Bulldog Edition

Some years back I became involved in evaluating the results of an experiment that clearly had scientific issues. I assisted two other volunteers, and was mostly there to critique the experimental methods. Early on I asked if the answer was as simple as the data had been cooked. One of the volunteers was a graduate student in mathematics. He looked at me and said “no, it’s fine, I already looked at the data.” I was a bit puzzled and wanted to know why he had such confidence that the data had not been altered. The mathematician said “the data is consistent with Benford’s Law.” I had no idea what that was, and surprised to hear that generally the first significant digit of numerical data is not random. The distribution of 1’s, 2’s, 3’s and so on up to 9 is not uniform. The probability of a one is higher than a two and they all follow a statistical pattern.

My mind had a very difficult time accepting this statement. The mathematician told me to “go look it up” which I did.

The story goes that Frank Benford (1883-1948), while working as an electrical engineer at General Electric, had obtained a well-used copy of a book of logarithms. He noticed that the beginning pages were the most soiled and worn. The idea that people would most often look up logarithms of numbers that begin with number one, and then those with two, and so on up to nine was surprising. Benford wrote up his observation, which is often called Benford’s Law. However Simon Newcomb (1835-1909) had earlier published the same observation in 1881.

I had a hard time accepting this because it meant that the first significant digit of a number is not statistically independent. The mathematical analysis to derive Benford’s law is beyond my expertise.^{[1]} Sven pointed out that Warren Weaver (1874-1978) in his book *Lady Luck* has a reasonably intuitive explanation of how Benford’s Law comes to be. The relevant section is called The Distribution of Significant Digits, and does not mention Benford directly. Weaver makes this statement: “Although it remained unsuspected or at least unidentified for centuries, this distribution law for first integers is a built-in characteristic of our number system.”

Here is a nice graph from Wikipedia showing the distribution of the first significant digit for numerical data:

Thirty percent of the time, the first significant digit of commonly used physical constants found in an elementary physics textbook is one. Census populations follow Benford’s Law, as do income tax data, one-day returns on the Dow-Jones industrial average and Standard and Poors indexes. Benford’s law is often used in forensic accounting to screen for fraud.

At this point, I want you to note something about this plot of Benford’s Law: what is the probability of zero for the first significant digit? Well, there isn’t one. If you add up all the probabilities you end up with 100%, so no probability is assigned to zero for the first significant digit, or should it be called the first insignificant digit?

I had given thought to discussing significant digits in the past, but there are differing views about how to go about determining significant figures in calculations, and so I tended to shy away from any discussion of the topic. Not until a reader took me to task over a statement I made in a blog about the 100th anniversary of the USMA did I decide it was worth some examination:

Also, the Maven writes: “The world record eyebrow hair is touted as 9 centimeters (90 millimeters for those with a refined measurement sense).”

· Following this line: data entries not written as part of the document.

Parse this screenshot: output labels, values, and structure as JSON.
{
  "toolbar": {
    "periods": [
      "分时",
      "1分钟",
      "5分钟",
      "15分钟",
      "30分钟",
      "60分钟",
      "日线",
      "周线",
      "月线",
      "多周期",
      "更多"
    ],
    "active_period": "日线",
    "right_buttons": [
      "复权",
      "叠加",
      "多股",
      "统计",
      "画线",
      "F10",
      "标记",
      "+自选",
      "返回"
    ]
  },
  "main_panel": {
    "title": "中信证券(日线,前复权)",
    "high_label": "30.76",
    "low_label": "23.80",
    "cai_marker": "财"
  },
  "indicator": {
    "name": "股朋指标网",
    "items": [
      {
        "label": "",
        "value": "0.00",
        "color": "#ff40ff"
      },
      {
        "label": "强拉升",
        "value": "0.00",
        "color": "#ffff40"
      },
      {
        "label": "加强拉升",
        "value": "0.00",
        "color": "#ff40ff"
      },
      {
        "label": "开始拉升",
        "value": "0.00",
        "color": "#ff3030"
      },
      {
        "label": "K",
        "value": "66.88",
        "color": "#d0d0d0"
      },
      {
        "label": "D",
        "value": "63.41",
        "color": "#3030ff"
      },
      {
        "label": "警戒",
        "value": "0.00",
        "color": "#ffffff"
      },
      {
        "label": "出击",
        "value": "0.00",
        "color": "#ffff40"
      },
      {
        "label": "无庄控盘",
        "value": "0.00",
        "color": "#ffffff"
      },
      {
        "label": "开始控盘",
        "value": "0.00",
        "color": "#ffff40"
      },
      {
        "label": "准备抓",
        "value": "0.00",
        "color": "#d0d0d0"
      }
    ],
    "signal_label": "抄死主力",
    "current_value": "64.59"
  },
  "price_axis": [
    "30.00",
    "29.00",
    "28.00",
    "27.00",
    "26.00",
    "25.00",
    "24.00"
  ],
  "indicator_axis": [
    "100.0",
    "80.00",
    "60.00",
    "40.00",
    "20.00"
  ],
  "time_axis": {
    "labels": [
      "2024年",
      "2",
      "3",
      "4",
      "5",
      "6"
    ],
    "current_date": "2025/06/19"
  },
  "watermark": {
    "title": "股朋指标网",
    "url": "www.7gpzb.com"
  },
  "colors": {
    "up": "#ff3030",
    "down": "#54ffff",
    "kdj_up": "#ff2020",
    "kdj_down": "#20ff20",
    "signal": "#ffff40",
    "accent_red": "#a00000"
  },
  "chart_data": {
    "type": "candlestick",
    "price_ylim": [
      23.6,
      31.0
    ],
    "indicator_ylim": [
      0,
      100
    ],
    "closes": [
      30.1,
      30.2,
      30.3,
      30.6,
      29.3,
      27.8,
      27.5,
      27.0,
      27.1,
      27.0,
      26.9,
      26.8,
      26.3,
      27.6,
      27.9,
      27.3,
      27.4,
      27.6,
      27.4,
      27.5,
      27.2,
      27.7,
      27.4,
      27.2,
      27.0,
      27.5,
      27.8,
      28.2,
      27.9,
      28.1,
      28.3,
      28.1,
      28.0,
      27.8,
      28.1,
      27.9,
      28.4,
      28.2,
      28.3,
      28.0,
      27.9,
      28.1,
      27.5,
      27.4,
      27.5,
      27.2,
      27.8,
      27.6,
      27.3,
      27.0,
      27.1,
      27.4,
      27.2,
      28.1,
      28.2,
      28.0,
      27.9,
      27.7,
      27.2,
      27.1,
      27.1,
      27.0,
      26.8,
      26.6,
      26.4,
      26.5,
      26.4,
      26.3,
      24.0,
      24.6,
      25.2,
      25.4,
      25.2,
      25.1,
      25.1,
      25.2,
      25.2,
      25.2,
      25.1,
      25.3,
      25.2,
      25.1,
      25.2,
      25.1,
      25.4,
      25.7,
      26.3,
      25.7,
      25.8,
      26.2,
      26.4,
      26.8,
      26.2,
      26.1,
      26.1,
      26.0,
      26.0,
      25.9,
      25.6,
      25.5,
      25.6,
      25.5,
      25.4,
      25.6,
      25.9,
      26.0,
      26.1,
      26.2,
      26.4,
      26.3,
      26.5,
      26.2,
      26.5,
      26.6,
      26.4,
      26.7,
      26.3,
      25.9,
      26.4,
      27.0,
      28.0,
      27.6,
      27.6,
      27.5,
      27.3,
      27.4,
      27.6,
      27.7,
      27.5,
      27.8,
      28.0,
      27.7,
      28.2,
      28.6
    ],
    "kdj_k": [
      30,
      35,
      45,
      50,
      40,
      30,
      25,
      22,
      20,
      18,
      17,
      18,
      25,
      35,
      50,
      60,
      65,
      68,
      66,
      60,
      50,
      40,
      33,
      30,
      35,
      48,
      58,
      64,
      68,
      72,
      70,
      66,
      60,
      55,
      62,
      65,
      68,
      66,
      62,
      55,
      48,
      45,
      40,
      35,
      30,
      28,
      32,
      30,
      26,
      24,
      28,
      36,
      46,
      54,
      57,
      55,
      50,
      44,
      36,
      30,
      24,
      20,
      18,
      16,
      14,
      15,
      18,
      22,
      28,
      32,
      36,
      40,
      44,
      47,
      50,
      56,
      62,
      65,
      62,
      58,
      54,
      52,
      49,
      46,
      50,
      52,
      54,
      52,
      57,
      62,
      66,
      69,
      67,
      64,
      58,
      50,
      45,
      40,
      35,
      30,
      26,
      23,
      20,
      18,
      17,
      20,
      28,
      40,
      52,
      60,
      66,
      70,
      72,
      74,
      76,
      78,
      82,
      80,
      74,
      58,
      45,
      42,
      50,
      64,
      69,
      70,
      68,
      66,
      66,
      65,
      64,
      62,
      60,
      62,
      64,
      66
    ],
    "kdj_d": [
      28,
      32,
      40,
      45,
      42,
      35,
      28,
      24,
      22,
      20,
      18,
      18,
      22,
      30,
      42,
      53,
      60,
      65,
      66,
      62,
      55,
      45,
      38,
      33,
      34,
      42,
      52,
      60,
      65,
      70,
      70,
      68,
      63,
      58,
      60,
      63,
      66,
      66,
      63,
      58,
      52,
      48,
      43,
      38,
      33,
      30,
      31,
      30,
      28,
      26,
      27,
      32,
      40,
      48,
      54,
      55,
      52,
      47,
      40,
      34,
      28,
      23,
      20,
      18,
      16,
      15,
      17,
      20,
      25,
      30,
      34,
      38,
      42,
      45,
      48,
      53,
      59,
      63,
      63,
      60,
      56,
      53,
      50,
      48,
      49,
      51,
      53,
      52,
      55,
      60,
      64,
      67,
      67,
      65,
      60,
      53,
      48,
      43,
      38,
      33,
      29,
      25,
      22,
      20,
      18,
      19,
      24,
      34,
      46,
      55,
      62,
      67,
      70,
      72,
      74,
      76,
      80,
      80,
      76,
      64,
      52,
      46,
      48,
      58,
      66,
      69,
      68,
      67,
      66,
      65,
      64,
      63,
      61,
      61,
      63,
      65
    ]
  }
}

In this case, since the measurement apparently was not to the nearest 0.1 cm, writing it as 90 millimeters would be false precision. (Of course if it were given as, say 9.2 cm, then 92 mm would be better.)

Thus, centimeters should be considered in such circumstances to avoid any indication of false precision; otherwise, centi-, and deci-, deka, and hecto-, should be considered as sort of “informal prefixes”…

While there is a lot of disagreement about how to determine significant digits, the one statement about them which is generally accepted is that adding zeros on the right side of a whole number does not constitute adding significant digits.

Here is a statement from Learn How To Determine Significant Figures:

If no decimal point is present, the rightmost non-zero digit is the least significant figure. In the number 5800, the least significant figure is ‘8’.

Another university website has:

…**Trailing zeros in a whole number with no decimal shown are NOT significant.** Writing just “540” indicates that the zero is NOT significant, and there are only TWO significant figures in this value.

Wikipedia has this to say:

The **significant figures** of a number are digits that carry meaning contributing to its measurement resolution. This includes all digits *except*:^{[1]}

- All leading zeros;
- Trailing zeros when they are merely placeholders to indicate the scale of the number (exact rules are explained at identifying significant figures)……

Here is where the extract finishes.